EL PAÍS contacted Andrés Castro, director of the Sinaloan Institute of Educational Physical Infrastructure between January 2017 and May 2019, when Sumilab received the agency’s first order of 700,000 pesos. Castro assured that during his tenure, ISIFE conducted the procurement procedures in accordance with the law and applicable regulations, claiming that the participants complied with the requirements set out in the tender specifications and that, at least in his case, he was not up to date. so much so that the company was investigated by the United States. When Castro left ISIFE in his place in 2019, former Sinaloa governor Quirino Ordaz Coppel appointed his then-Secretary for Sustainable Development, former Mayor of Ahome Álvaro Ruelas, to head the institution. It was the Sinaloan PRI that signed the documents with Sumilab when acquisitions were made for 12 million pesos.
For his part, the director of the Culiacán Civil Hospital between 2019 and 2021, Israel Martínez, confirmed the purchases from the company linked to Los Chapitos, but stressed that no chemical substances were purchased, only laboratory supplies. “Such operations have been carried out on the basis of procurement procedures provided for by law, according to a purchasing committee to which they are submitted for approval,” he said.
Although Sumilab continued to receive orders between 2017 and 2021, the offices, which now report to Morenista Governor Rubén Rocha Moya, have continued to acquire items from the company linked to El Chapo’s heirs. The transparent documents show that the Sinaloa government bought material from Sumilab for 871,000 pesos in 2022 through its dependencies. In addition to Sinaloa, there are also offices dependent on the federal government, currently headed by President Andrés Manuel López Obrador, such as two research centers of the National Council for Humanities, Sciences and Technologies (Conahcyt) operating in northwestern Mexico. ), an office of the National Water Commission (Conagua) in the region, and the National Institute of Forestry, Agriculture and Livestock Research have purchased equipment and chemicals from Sumilab. In total, from 2018 to date, the company has received contracts for over 2.7 million pesos from federal agencies through the Food and Development Research Center (CIAD) and the Northwest Biological Research Center. Questioned by that newspaper, Conahcyt officials declined to comment on Sumilab’s purchases.

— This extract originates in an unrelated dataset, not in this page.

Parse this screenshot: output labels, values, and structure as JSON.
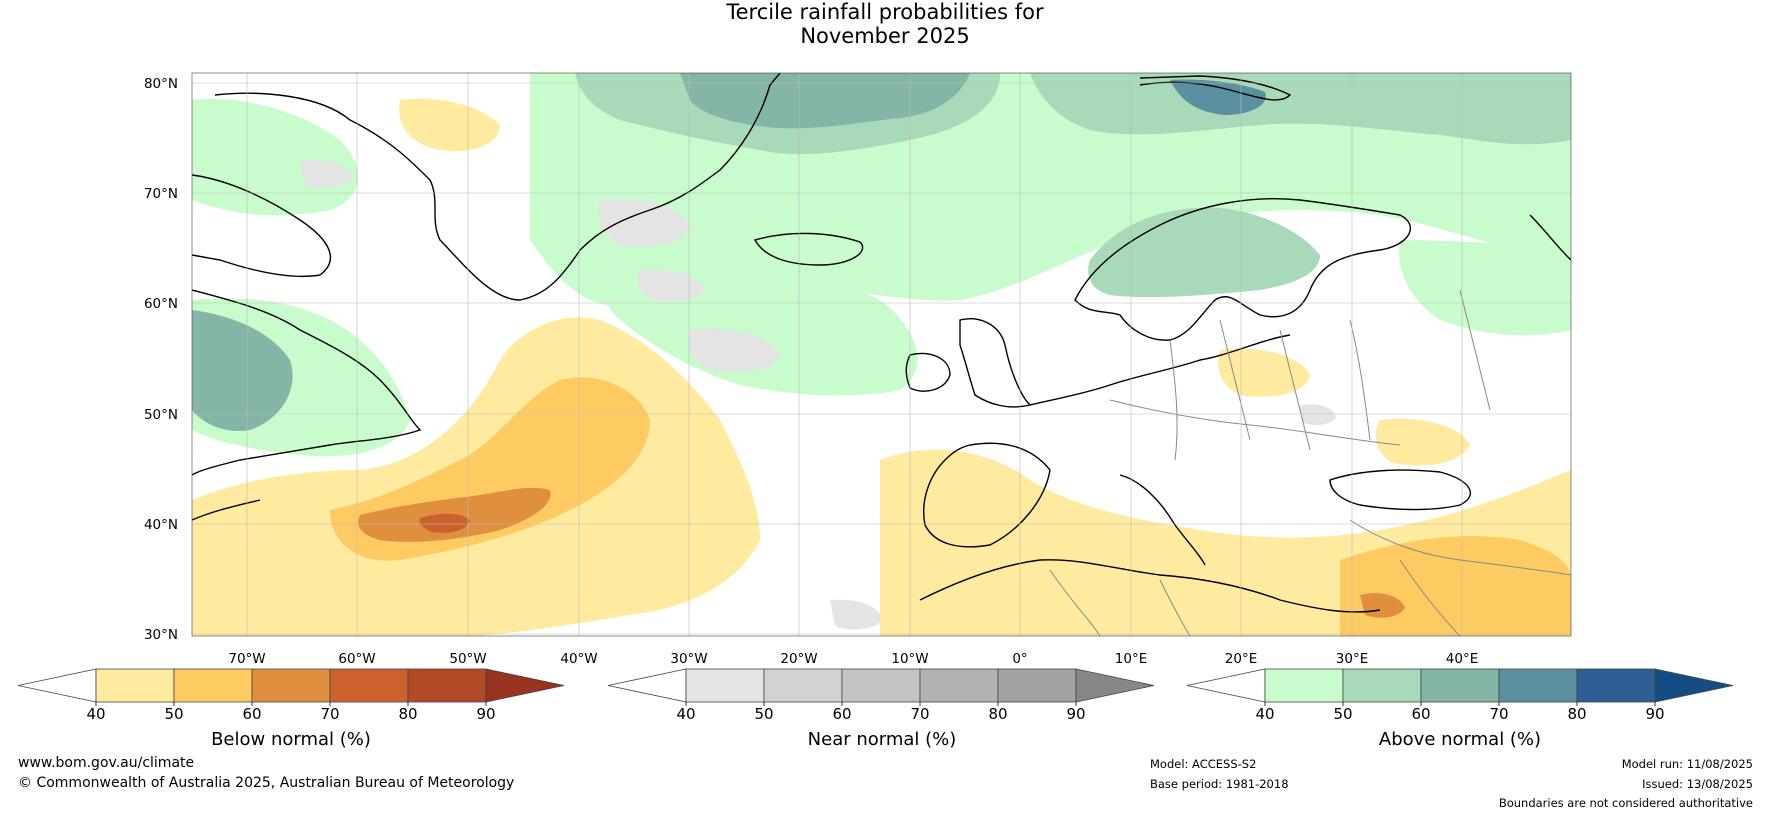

To a lesser extent, health authorities and universities in the states of Sonora and Baja California Sur have also purchased Sumilab chemicals and materials over the past five years. Prior to 2017, the governments of these states had acquired the company’s products, but acquisitions increased after 2018, according to the National Transparency Platform. Ditto for the federal government: Prior to 2018, the only federal entity that had contracts with the Los Chapitos-affiliated company was the Administration and Investment Trust in support of scientific research and technological development of the National Institute of Forestry Research. , Agriculture and Livestock, which reports to the Department of Agriculture and Rural Development (SADER) before the Department of Agriculture, Livestock, Fisheries and Food (SAGARPA).
In announcing the sanctions against Sumilab and four members of the Sinaloa cartel, the Treasury Department assured that this measure was closely coordinated with the Mexican government, including the Financial Intelligence Unit. The actions taken by the US government this week are a further step in narrowing down the heirs of Joaquín Guzmán Loera, El Chapo, leader of the Sinaloa cartel: Alfredo, Iván Archivaldo, Joaquín and Ovidio Guzmán, against whom they have been fighting since 2008 and you accuse her of conducting increased operations to bring fentanyl into US territory.